The only places I have been close to that are "toxic" male places. All boys clubs, drinking clubs, rugby clubs.
But women see them as toxic and label then like that. But if you talk to them you get more toxic than from these clubs they aren't a part of that tell you how horrible they are.
I feel you man, I know people that grew up in environments like that, and if you are not temperamentally suited for them they will chew you up.
I found it got a lot better when I moved out on my own and could choose who I spent time and who I did not. But not everyone can do that when they need the most.
I mean, they/we also could create these spaces for us, much in the same way women did (and many other groups). And of course it's easier to fall for reactionary groups when liberal groups are less visible, but it's still a decision to follow their bullshit.
Shoutout to !mensliberation@lemmy.ca (and similar spaces)

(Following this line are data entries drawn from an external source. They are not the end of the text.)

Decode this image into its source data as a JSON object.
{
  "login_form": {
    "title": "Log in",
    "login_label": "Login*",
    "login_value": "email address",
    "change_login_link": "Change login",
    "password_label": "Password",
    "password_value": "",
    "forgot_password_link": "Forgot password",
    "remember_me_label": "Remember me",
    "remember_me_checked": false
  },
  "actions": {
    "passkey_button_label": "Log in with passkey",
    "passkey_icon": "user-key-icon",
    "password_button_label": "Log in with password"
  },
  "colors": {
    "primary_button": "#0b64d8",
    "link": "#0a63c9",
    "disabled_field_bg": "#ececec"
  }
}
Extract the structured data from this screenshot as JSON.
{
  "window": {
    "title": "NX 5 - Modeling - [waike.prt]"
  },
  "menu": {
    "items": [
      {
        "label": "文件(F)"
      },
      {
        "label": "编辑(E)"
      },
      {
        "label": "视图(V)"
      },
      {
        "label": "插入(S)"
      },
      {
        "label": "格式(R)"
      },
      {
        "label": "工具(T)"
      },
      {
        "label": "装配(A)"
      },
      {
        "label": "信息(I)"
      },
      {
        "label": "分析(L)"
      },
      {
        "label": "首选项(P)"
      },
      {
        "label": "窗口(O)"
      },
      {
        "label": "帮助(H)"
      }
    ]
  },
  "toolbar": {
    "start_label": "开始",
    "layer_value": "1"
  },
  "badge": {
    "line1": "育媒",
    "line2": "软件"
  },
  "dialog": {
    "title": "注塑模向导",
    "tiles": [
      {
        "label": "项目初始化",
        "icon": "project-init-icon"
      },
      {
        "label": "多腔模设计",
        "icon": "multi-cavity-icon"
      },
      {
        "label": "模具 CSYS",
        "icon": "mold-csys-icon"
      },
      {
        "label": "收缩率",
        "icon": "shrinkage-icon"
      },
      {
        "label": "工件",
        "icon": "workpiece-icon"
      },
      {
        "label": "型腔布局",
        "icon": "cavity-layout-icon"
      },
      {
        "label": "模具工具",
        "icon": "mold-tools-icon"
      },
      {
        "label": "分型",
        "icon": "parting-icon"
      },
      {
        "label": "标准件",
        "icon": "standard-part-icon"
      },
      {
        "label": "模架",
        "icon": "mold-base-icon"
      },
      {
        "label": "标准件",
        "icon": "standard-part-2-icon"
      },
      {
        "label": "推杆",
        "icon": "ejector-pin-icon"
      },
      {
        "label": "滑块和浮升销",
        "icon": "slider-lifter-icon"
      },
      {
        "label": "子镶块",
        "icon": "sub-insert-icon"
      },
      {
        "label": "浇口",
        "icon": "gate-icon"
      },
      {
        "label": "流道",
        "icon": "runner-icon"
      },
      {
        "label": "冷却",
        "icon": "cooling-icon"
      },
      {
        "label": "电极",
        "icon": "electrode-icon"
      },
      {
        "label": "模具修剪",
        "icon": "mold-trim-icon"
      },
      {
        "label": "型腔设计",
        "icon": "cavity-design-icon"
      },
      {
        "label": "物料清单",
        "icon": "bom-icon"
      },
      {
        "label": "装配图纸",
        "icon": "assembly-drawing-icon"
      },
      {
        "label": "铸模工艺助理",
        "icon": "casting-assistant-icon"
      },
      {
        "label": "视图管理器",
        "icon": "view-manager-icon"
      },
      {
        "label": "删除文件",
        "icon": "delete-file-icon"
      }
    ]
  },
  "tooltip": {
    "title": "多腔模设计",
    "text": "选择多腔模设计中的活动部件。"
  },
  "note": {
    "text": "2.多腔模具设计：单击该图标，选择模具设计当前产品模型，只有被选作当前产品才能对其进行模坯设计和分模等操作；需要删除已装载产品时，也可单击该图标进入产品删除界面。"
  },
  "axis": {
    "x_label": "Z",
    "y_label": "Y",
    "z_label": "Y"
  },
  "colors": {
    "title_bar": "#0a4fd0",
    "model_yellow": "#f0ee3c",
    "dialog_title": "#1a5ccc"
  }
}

We had these spaces, they were accused of sexism, and forced to open up to everyone, where the female spaces stayed all female. Boyscouts and Girlscouts comes to mind as an example.
The issue is that these spaces are often prime trolling grounds, and you end up having the same discussions over and over until the honest posters move on and only trolls are left.
Which is why the heavily moderated menslib sub on Reddit was so great, because they didn't put up with that BS.
It would be great if there was mens clubs to just hang out, drink, talk, play games things like that. In fact there was and they were HUGE but men aren't allowed them now.
It would be great if boys could have that. Almost like a girls scouts but for boys.
This is it.
Men underperform in things like education and work.
Who gets all the help? Women.
There is so much toxic feminism that doesn't get attention. A male only shelter got shut down by me because the feminists protested so much until it got shut down.
Surely this is intersectional though right? Not all men are the same or have the same experience of political issues. I can see how straight white cis men might feel like these spaces aren't for them. But queer men might feel differently about this. Black men also.
Also if you feel like existing spaces aren't for you, then free to create your own spaces. There's nothing holding you back.
Nearly all leftist spaces welcome straight white cis men. Anti-feminists are not welcome.